# Download ECMWF forecast data from MS Planetary Computer
https://planetarycomputer.microsoft.com/dataset/ecmwf-forecast#overview

## Imports

In [None]:
import json
import urllib.request
import tempfile

import httpx
import planetary_computer
import pystac_client
from tqdm import tqdm
import xarray as xr

## Query STAC to get data URLs

In [None]:
catalog = pystac_client.Client.open(
    "https://planetarycomputer.microsoft.com/api/stac/v1",
    modifier=planetary_computer.sign_inplace,
)

In [None]:
forecast_step = "0h"

In [None]:
search = catalog.search(
    collections=["ecmwf-forecast"],
    query={
        "ecmwf:stream": {"eq": "enfo"},
        "ecmwf:step": {"eq": forecast_step},
    },
)
items = search.get_all_items()
len(items)

In [None]:
item = max(items, key=lambda item: item.datetime)
item

In [None]:
item.properties

In [None]:
data_url = item.assets["data"].href
index_url = item.assets["index"].href

## Attempt to use byte offsets to avoid downloading whole file
Not working (file loads, but no data in it?)

In [None]:
# Get byte off
r = httpx.get(index_url)
assert r.status_code == 200
chunks = [json.loads(t) for t in r.text.strip().split("\n")]
ch = [c for c in chunks if c["param"] == "t"][0]
print(ch)

In [None]:
# offset, length = ch["_offset"], ch["_length"]
# start, end = offset, offset + length
# headers = {"Range": f"bytes={start}-{end}"}
headers = {}

## Download file to /tmp dir

In [None]:
def download_file(url, headers=None):
    with tempfile.NamedTemporaryFile(delete=False) as file:
        with httpx.stream("GET", data_url, headers=headers) as response:
            total = int(response.headers["Content-Length"])
            with tqdm(total=total, unit_scale=True, unit_divisor=1024, unit="B") as progress:
                num_bytes_downloaded = response.num_bytes_downloaded
                for chunk in response.iter_bytes():
                    file.write(chunk)
                    progress.update(response.num_bytes_downloaded - num_bytes_downloaded)
                    num_bytes_downloaded = response.num_bytes_downloaded
    return file.name

In [None]:
# NB this will download a ~2.5GB file
file = download_file(data_url, headers=headers)
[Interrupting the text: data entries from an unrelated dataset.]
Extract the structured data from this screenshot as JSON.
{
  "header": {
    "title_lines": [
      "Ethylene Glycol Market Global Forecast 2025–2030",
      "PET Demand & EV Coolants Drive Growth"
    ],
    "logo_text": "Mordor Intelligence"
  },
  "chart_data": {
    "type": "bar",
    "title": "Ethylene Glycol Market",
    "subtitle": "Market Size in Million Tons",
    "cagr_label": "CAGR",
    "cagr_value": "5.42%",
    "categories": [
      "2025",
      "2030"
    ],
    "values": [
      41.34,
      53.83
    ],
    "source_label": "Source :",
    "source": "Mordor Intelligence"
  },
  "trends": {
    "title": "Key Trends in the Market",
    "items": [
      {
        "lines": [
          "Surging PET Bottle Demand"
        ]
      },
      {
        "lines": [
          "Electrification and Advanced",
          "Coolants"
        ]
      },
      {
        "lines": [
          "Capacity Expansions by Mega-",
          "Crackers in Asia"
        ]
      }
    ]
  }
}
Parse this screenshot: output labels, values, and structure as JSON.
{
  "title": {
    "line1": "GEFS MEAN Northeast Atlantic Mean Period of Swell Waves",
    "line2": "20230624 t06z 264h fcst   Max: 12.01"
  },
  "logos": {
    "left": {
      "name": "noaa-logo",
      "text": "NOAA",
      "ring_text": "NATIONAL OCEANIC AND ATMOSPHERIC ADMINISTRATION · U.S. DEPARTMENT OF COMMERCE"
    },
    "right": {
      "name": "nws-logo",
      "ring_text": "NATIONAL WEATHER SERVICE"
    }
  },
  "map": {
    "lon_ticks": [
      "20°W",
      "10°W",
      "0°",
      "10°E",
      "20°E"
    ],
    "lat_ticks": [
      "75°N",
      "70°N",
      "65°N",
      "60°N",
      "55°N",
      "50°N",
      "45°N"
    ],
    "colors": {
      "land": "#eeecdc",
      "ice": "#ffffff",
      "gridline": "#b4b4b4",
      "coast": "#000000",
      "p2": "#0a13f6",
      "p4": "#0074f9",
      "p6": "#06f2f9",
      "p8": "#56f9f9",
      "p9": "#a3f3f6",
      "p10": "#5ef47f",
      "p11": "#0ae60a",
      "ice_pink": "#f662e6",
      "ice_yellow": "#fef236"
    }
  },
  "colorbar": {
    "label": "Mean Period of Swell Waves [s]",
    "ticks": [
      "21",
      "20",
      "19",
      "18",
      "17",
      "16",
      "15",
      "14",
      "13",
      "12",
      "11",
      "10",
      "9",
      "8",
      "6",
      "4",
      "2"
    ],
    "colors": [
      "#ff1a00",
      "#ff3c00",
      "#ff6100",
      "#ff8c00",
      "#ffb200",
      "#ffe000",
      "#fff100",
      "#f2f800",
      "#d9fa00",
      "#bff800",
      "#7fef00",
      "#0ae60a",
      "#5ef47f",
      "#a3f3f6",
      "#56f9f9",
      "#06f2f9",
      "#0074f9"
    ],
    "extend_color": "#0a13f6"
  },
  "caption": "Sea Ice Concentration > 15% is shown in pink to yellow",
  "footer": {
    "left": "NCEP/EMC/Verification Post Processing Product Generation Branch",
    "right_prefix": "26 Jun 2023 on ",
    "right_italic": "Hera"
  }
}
## Open and explore dataset

In [None]:
ds = xr.open_dataset(
    file,
    engine="cfgrib",
    filter_by_keys={"dataType": "cf"},
)
ds

In [None]:
keys = {
    "u10": "wind u",
    "v10": "wind v",
    "t": "air temp",
    # downward flux: missing
    # tp values are 0?
    # precip rate missing
}

In [None]:
ds.sel(
    latitude=slice(45, 40),
    longitude=slice(10, 15),
    isobaricInhPa=1000,
)[keys.keys()]